Jeff Bezos publishes Blue Moon, a lunar landing vehicle for the Moon, during a Blue Origin event in Washington, DC, May 9, 2019.
Saul Loeb | AFP | Getty Images
The U.S. Air Push said on Thursday that it will clarify the criteria for its upcoming launch contract awards in response to a formal scruple by Jeff Bezos’ rocket-builder Blue Origin.
However, the change is unlikely to move the needle for Blue Origin’s chances at bewitching a contract with its New Glenn rocket in development, Jefferies analyst Greg Konrad told CNBC.
“I think Risqu Origin wanted to mature the technology further before a ‘down select’ and it doesn’t appear that’s happening,” Konrad said.
Suggestive Origin argued to change the rules of the lucrative Launch Service Procurement (LSP) program, which pits Bezos’ party against SpaceX, Northrop Grumman and United Launch Alliance – the joint venture of Boeing and Lockheed Martin.
LSP at ones desire see the Air Force dole out nearly three dozen launch contracts, each expected to be worth over $100 million on for the most part. But only two of the four companies in the running will be awarded the contracts — posing a tougher challenge for Blue Origin to encounter out ahead against massive incumbents.
Earlier this year Blue Origin filed a “pre-award” protest with the Oversight Accountability Office, which the GAO sustained in a decision on Monday. The GAO said the rules set by the Air Force do not create a fair and competitive habitat.
The service branch previously said it would name two companies based on how well the pair would fulfill the Air Vigour’s needs “when combined,” which the GAO found to be ambiguous. The Air Force’s acquisition lead, Will Roper, said in a expression on Thursday that the branch will remove the phrase “when combined” from LSP’s criteria.
“We will implement GAO’s say-so in a manner that should not materially delay contract award,” Roper said. “The Air Force structured the launch contest where, to be eligible, companies must propose launch options capable of meeting the entire national security office, and each company will be evaluated individually based on their ability to achieve this with acceptable gamble.”

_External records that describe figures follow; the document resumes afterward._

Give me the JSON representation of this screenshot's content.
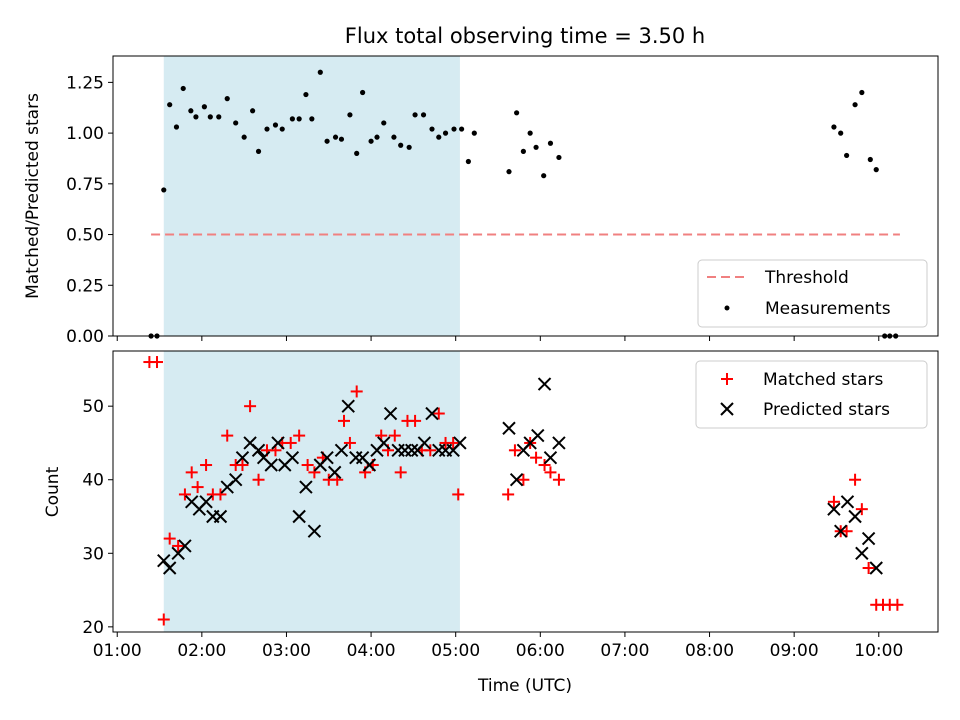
{
  "chart_data": [
    {
      "type": "scatter",
      "title": "Flux total observing time = 3.50 h",
      "ylabel": "Matched/Predicted stars",
      "xlabel": "",
      "x_unit": "hours (UTC)",
      "xlim": [
        0.95,
        10.7
      ],
      "ylim": [
        0,
        1.38
      ],
      "yticks": [
        0.0,
        0.25,
        0.5,
        0.75,
        1.0,
        1.25
      ],
      "ytick_labels": [
        "0.00",
        "0.25",
        "0.50",
        "0.75",
        "1.00",
        "1.25"
      ],
      "highlight_span": [
        1.55,
        5.05
      ],
      "threshold": {
        "name": "Threshold",
        "value": 0.5,
        "x": [
          1.4,
          10.25
        ],
        "color": "#f08080"
      },
      "legend": {
        "placement": "lower-right",
        "entries": [
          "Threshold",
          "Measurements"
        ]
      },
      "series": [
        {
          "name": "Measurements",
          "color": "#000000",
          "points": [
            [
              1.4,
              0.0
            ],
            [
              1.47,
              0.0
            ],
            [
              1.55,
              0.72
            ],
            [
              1.62,
              1.14
            ],
            [
              1.7,
              1.03
            ],
            [
              1.78,
              1.22
            ],
            [
              1.87,
              1.11
            ],
            [
              1.93,
              1.08
            ],
            [
              2.03,
              1.13
            ],
            [
              2.1,
              1.08
            ],
            [
              2.2,
              1.08
            ],
            [
              2.3,
              1.17
            ],
            [
              2.4,
              1.05
            ],
            [
              2.5,
              0.98
            ],
            [
              2.6,
              1.11
            ],
            [
              2.67,
              0.91
            ],
            [
              2.77,
              1.02
            ],
            [
              2.87,
              1.04
            ],
            [
              2.95,
              1.02
            ],
            [
              3.07,
              1.07
            ],
            [
              3.15,
              1.07
            ],
            [
              3.23,
              1.19
            ],
            [
              3.3,
              1.07
            ],
            [
              3.4,
              1.3
            ],
            [
              3.48,
              0.96
            ],
            [
              3.58,
              0.98
            ],
            [
              3.65,
              0.97
            ],
            [
              3.75,
              1.09
            ],
            [
              3.83,
              0.9
            ],
            [
              3.9,
              1.2
            ],
            [
              4.0,
              0.96
            ],
            [
              4.07,
              0.98
            ],
            [
              4.15,
              1.05
            ],
            [
              4.27,
              0.98
            ],
            [
              4.35,
              0.94
            ],
            [
              4.45,
              0.93
            ],
            [
              4.52,
              1.09
            ],
            [
              4.62,
              1.09
            ],
            [
              4.72,
              1.02
            ],
            [
              4.8,
              0.98
            ],
            [
              4.88,
              1.0
            ],
            [
              4.98,
              1.02
            ],
            [
              5.07,
              1.02
            ],
            [
              5.15,
              0.86
            ],
            [
              5.22,
              1.0
            ],
            [
              5.63,
              0.81
            ],
            [
              5.72,
              1.1
            ],
            [
              5.8,
              0.91
            ],
            [
              5.88,
              1.0
            ],
            [
              5.95,
              0.93
            ],
            [
              6.04,
              0.79
            ],
            [
              6.12,
              0.95
            ],
            [
              6.22,
              0.88
            ],
            [
              9.47,
              1.03
            ],
            [
              9.55,
              1.0
            ],
            [
              9.62,
              0.89
            ],
            [
              9.72,
              1.14
            ],
            [
              9.8,
              1.2
            ],
            [
              9.9,
              0.87
            ],
            [
              9.97,
              0.82
            ],
            [
              10.07,
              0.0
            ],
            [
              10.13,
              0.0
            ],
            [
              10.2,
              0.0
            ]
          ]
        }
      ]
    },
    {
      "type": "scatter",
      "title": "",
      "ylabel": "Count",
      "xlabel": "Time (UTC)",
      "x_unit": "hours (UTC)",
      "xlim": [
        0.95,
        10.7
      ],
      "ylim": [
        19.3,
        57.5
      ],
      "yticks": [
        20,
        30,
        40,
        50
      ],
      "ytick_labels": [
        "20",
        "30",
        "40",
        "50"
      ],
      "xticks": [
        1,
        2,
        3,
        4,
        5,
        6,
        7,
        8,
        9,
        10
      ],
      "xtick_labels": [
        "01:00",
        "02:00",
        "03:00",
        "04:00",
        "05:00",
        "06:00",
        "07:00",
        "08:00",
        "09:00",
        "10:00"
      ],
      "highlight_span": [
        1.55,
        5.05
      ],
      "legend": {
        "placement": "top-right",
        "entries": [
          "Matched stars",
          "Predicted stars"
        ]
      },
      "series": [
        {
          "name": "Matched stars",
          "marker": "+",
          "color": "#ff0000",
          "points": [
            [
              1.38,
              56
            ],
            [
              1.47,
              56
            ],
            [
              1.55,
              21
            ],
            [
              1.62,
              32
            ],
            [
              1.72,
              31
            ],
            [
              1.8,
              38
            ],
            [
              1.88,
              41
            ],
            [
              1.95,
              39
            ],
            [
              2.05,
              42
            ],
            [
              2.13,
              38
            ],
            [
              2.22,
              38
            ],
            [
              2.3,
              46
            ],
            [
              2.4,
              42
            ],
            [
              2.48,
              42
            ],
            [
              2.57,
              50
            ],
            [
              2.67,
              40
            ],
            [
              2.77,
              44
            ],
            [
              2.87,
              44
            ],
            [
              2.95,
              45
            ],
            [
              3.05,
              45
            ],
            [
              3.15,
              46
            ],
            [
              3.25,
              42
            ],
            [
              3.33,
              41
            ],
            [
              3.43,
              43
            ],
            [
              3.5,
              40
            ],
            [
              3.6,
              40
            ],
            [
              3.68,
              48
            ],
            [
              3.75,
              45
            ],
            [
              3.83,
              52
            ],
            [
              3.93,
              41
            ],
            [
              4.02,
              42
            ],
            [
              4.12,
              46
            ],
            [
              4.2,
              44
            ],
            [
              4.28,
              46
            ],
            [
              4.35,
              41
            ],
            [
              4.43,
              48
            ],
            [
              4.52,
              48
            ],
            [
              4.6,
              44
            ],
            [
              4.7,
              44
            ],
            [
              4.8,
              49
            ],
            [
              4.88,
              45
            ],
            [
              4.97,
              45
            ],
            [
              5.03,
              38
            ],
            [
              5.62,
              38
            ],
            [
              5.7,
              44
            ],
            [
              5.8,
              40
            ],
            [
              5.88,
              45
            ],
            [
              5.95,
              43
            ],
            [
              6.05,
              42
            ],
            [
              6.12,
              41
            ],
            [
              6.22,
              40
            ],
            [
              9.47,
              37
            ],
            [
              9.55,
              33
            ],
            [
              9.62,
              33
            ],
            [
              9.72,
              40
            ],
            [
              9.8,
              36
            ],
            [
              9.88,
              28
            ],
            [
              9.97,
              23
            ],
            [
              10.05,
              23
            ],
            [
              10.13,
              23
            ],
            [
              10.22,
              23
            ]
          ]
        },
        {
          "name": "Predicted stars",
          "marker": "x",
          "color": "#000000",
          "points": [
            [
              1.55,
              29
            ],
            [
              1.62,
              28
            ],
            [
              1.72,
              30
            ],
            [
              1.8,
              31
            ],
            [
              1.88,
              37
            ],
            [
              1.97,
              36
            ],
            [
              2.05,
              37
            ],
            [
              2.13,
              35
            ],
            [
              2.22,
              35
            ],
            [
              2.3,
              39
            ],
            [
              2.4,
              40
            ],
            [
              2.48,
              43
            ],
            [
              2.57,
              45
            ],
            [
              2.67,
              44
            ],
            [
              2.73,
              43
            ],
            [
              2.82,
              42
            ],
            [
              2.9,
              45
            ],
            [
              2.98,
              42
            ],
            [
              3.07,
              43
            ],
            [
              3.15,
              35
            ],
            [
              3.23,
              39
            ],
            [
              3.33,
              33
            ],
            [
              3.4,
              42
            ],
            [
              3.48,
              43
            ],
            [
              3.57,
              41
            ],
            [
              3.65,
              44
            ],
            [
              3.73,
              50
            ],
            [
              3.82,
              43
            ],
            [
              3.9,
              43
            ],
            [
              3.98,
              42
            ],
            [
              4.07,
              44
            ],
            [
              4.15,
              45
            ],
            [
              4.23,
              49
            ],
            [
              4.32,
              44
            ],
            [
              4.4,
              44
            ],
            [
              4.48,
              44
            ],
            [
              4.55,
              44
            ],
            [
              4.63,
              45
            ],
            [
              4.72,
              49
            ],
            [
              4.8,
              44
            ],
            [
              4.88,
              44
            ],
            [
              4.97,
              44
            ],
            [
              5.05,
              45
            ],
            [
              5.63,
              47
            ],
            [
              5.72,
              40
            ],
            [
              5.8,
              44
            ],
            [
              5.88,
              45
            ],
            [
              5.97,
              46
            ],
            [
              6.05,
              53
            ],
            [
              6.12,
              43
            ],
            [
              6.22,
              45
            ],
            [
              9.47,
              36
            ],
            [
              9.55,
              33
            ],
            [
              9.63,
              37
            ],
            [
              9.72,
              35
            ],
            [
              9.8,
              30
            ],
            [
              9.88,
              32
            ],
            [
              9.97,
              28
            ]
          ]
        }
      ]
    }
  ]
}
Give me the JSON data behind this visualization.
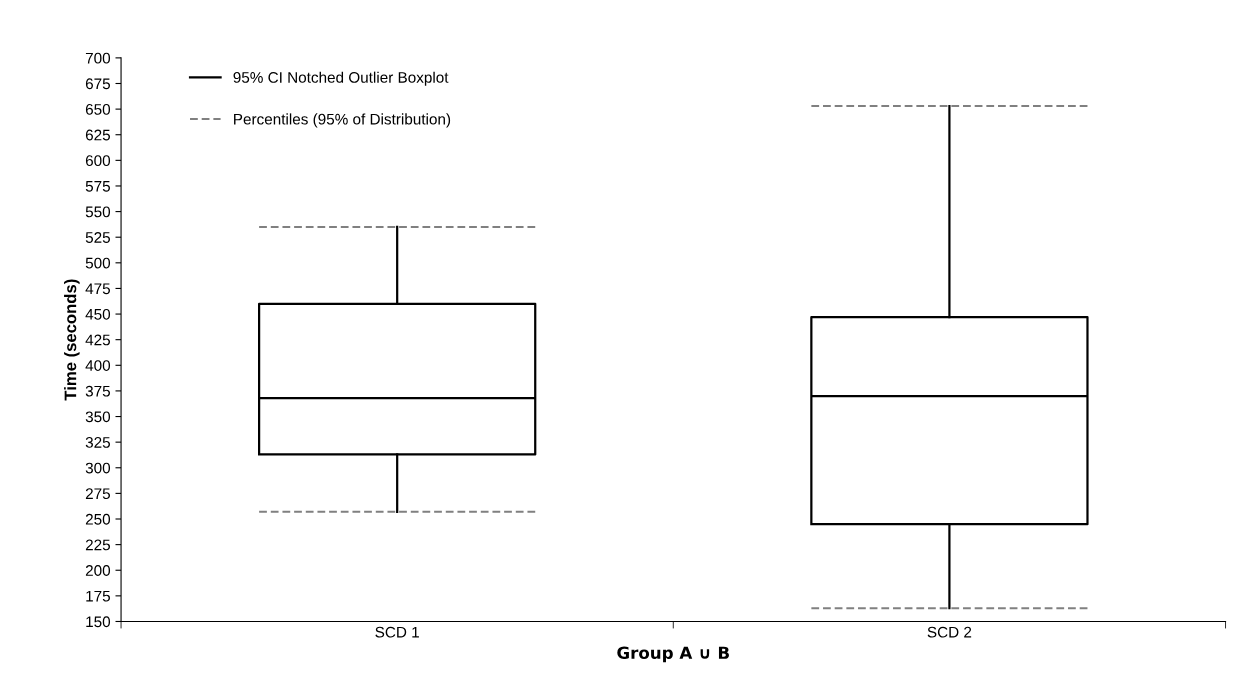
{
  "chart_data": {
    "type": "box",
    "xlabel": "Group A ∪ B",
    "ylabel": "Time (seconds)",
    "categories": [
      "SCD 1",
      "SCD 2"
    ],
    "series": [
      {
        "name": "95% CI Notched Outlier Boxplot",
        "color": "#000000",
        "boxes": [
          {
            "low": 257,
            "q1": 313,
            "median": 368,
            "q3": 460,
            "high": 535
          },
          {
            "low": 163,
            "q1": 245,
            "median": 370,
            "q3": 447,
            "high": 653
          }
        ]
      },
      {
        "name": "Percentiles (95% of Distribution)",
        "type": "line",
        "line_style": "dashed",
        "color": "#808080",
        "values": [
          null,
          null
        ]
      }
    ],
    "ylim": [
      150,
      700
    ],
    "yticks": [
      150,
      175,
      200,
      225,
      250,
      275,
      300,
      325,
      350,
      375,
      400,
      425,
      450,
      475,
      500,
      525,
      550,
      575,
      600,
      625,
      650,
      675,
      700
    ],
    "grid": false,
    "legend": "top left"
  }
}
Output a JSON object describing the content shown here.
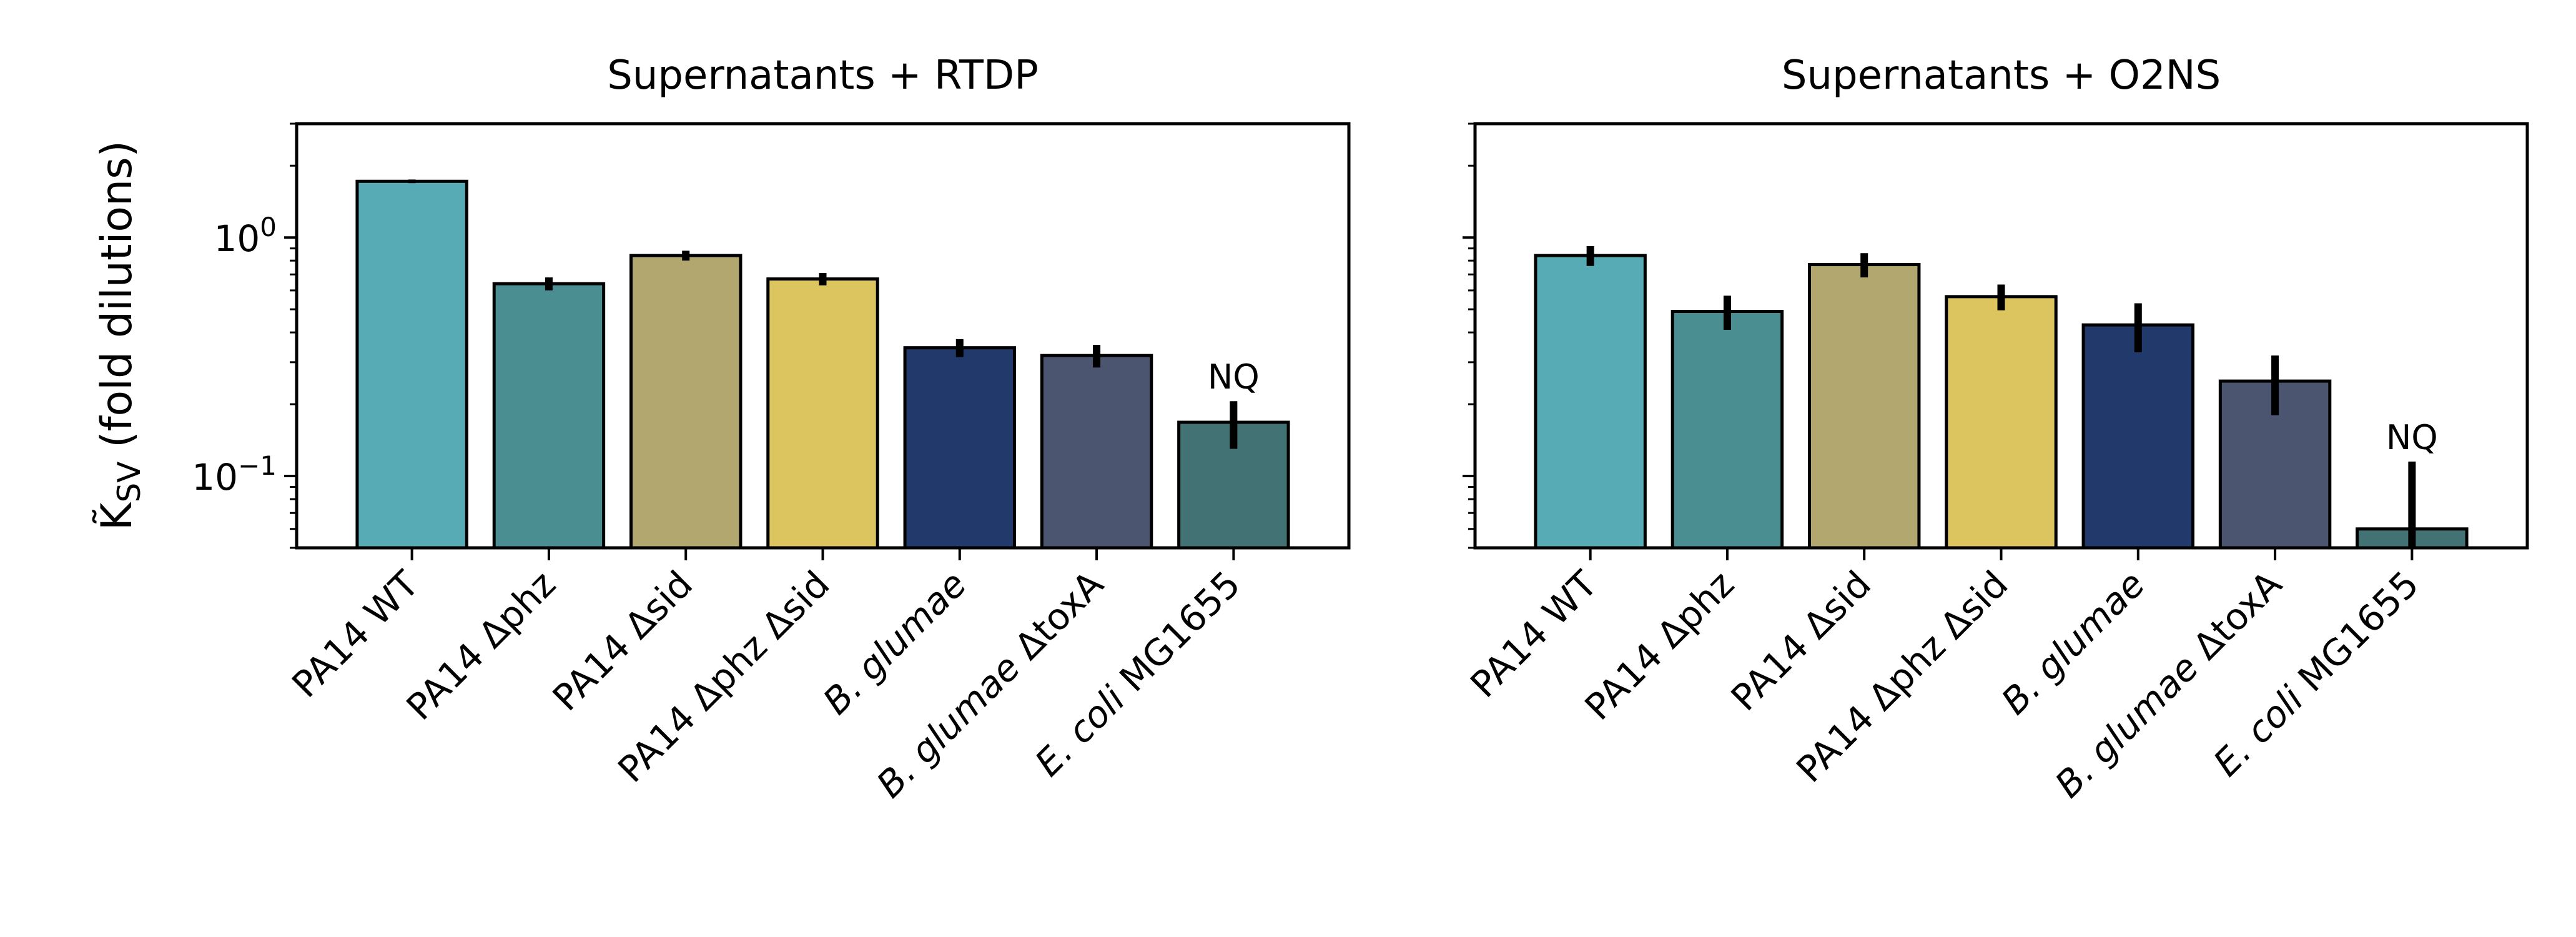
{
  "chart_data": [
    {
      "type": "bar",
      "title": "Supernatants + RTDP",
      "ylabel": "K̃SV (fold dilutions)",
      "ylabel_main": "K̃",
      "ylabel_sub": "SV",
      "ylabel_rest": " (fold dilutions)",
      "yscale": "log",
      "ylim": [
        0.05,
        3.0
      ],
      "yticks": [
        {
          "value": 1.0,
          "label_base": "10",
          "label_exp": "0"
        },
        {
          "value": 0.1,
          "label_base": "10",
          "label_exp": "−1"
        }
      ],
      "categories": [
        {
          "plain": "PA14 WT",
          "italic": "",
          "rest": ""
        },
        {
          "plain": "PA14 Δphz",
          "italic": "",
          "rest": ""
        },
        {
          "plain": "PA14 Δsid",
          "italic": "",
          "rest": ""
        },
        {
          "plain": "PA14 Δphz Δsid",
          "italic": "",
          "rest": ""
        },
        {
          "plain": "",
          "italic": "B. glumae",
          "rest": ""
        },
        {
          "plain": "",
          "italic": "B. glumae",
          "rest": " ΔtoxA"
        },
        {
          "plain": "",
          "italic": "E. coli",
          "rest": " MG1655"
        }
      ],
      "values": [
        1.72,
        0.64,
        0.84,
        0.67,
        0.345,
        0.32,
        0.168
      ],
      "errors": [
        0.03,
        0.04,
        0.04,
        0.04,
        0.03,
        0.035,
        0.038
      ],
      "colors": [
        "#56abb4",
        "#4a8e92",
        "#b2a76f",
        "#dcc55f",
        "#21396b",
        "#4c5570",
        "#427273"
      ],
      "annotations": [
        {
          "category_index": 6,
          "text": "NQ"
        }
      ]
    },
    {
      "type": "bar",
      "title": "Supernatants + O2NS",
      "yscale": "log",
      "ylim": [
        0.05,
        3.0
      ],
      "categories": [
        {
          "plain": "PA14 WT",
          "italic": "",
          "rest": ""
        },
        {
          "plain": "PA14 Δphz",
          "italic": "",
          "rest": ""
        },
        {
          "plain": "PA14 Δsid",
          "italic": "",
          "rest": ""
        },
        {
          "plain": "PA14 Δphz Δsid",
          "italic": "",
          "rest": ""
        },
        {
          "plain": "",
          "italic": "B. glumae",
          "rest": ""
        },
        {
          "plain": "",
          "italic": "B. glumae",
          "rest": " ΔtoxA"
        },
        {
          "plain": "",
          "italic": "E. coli",
          "rest": " MG1655"
        }
      ],
      "values": [
        0.84,
        0.49,
        0.77,
        0.565,
        0.43,
        0.25,
        0.06
      ],
      "errors": [
        0.08,
        0.08,
        0.09,
        0.07,
        0.1,
        0.07,
        0.055
      ],
      "colors": [
        "#56abb4",
        "#4a8e92",
        "#b2a76f",
        "#dcc55f",
        "#21396b",
        "#4c5570",
        "#427273"
      ],
      "annotations": [
        {
          "category_index": 6,
          "text": "NQ"
        }
      ]
    }
  ]
}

Artist rendering of Blue Origin’s New Glenn rocket.
Blue Origin
Blue Origin CEO Bob Smith emphasized in a Sept. 25 vet with CNBC that any company that wins should be a key player in launching commercial U.S. spacecraft, rather than barely military.
“The important element we’re trying to highlight within … the broader Air Force process is that there is a pleasant discounting of the commercial market that is a key factor in U.S. launch vehicle policy,” Smith said.
While Roper’s advertisement comes in response to the GAO’s decision, it does not guarantee Blue Origin a spot.
“Blue Origin was trying to be somewhat proactive with their insist on, to not favor incumbents, but one of the biggest issues favoring new players is getting technology up to speed in time,” Konrad said.
Offensive Origin responded to CNBC’s request for comment on the Air Force’s announcement by pointing to an earlier statement regarding the GAO’s decision.
“We hunger to thank GAO for their careful consideration of these serious issues, thoroughly reviewing the facts of the case, and recognizing the account of ensuring evaluation criteria that are unambiguous and comply with federal procurement statutes and regulations,” Smith hinted in the statement.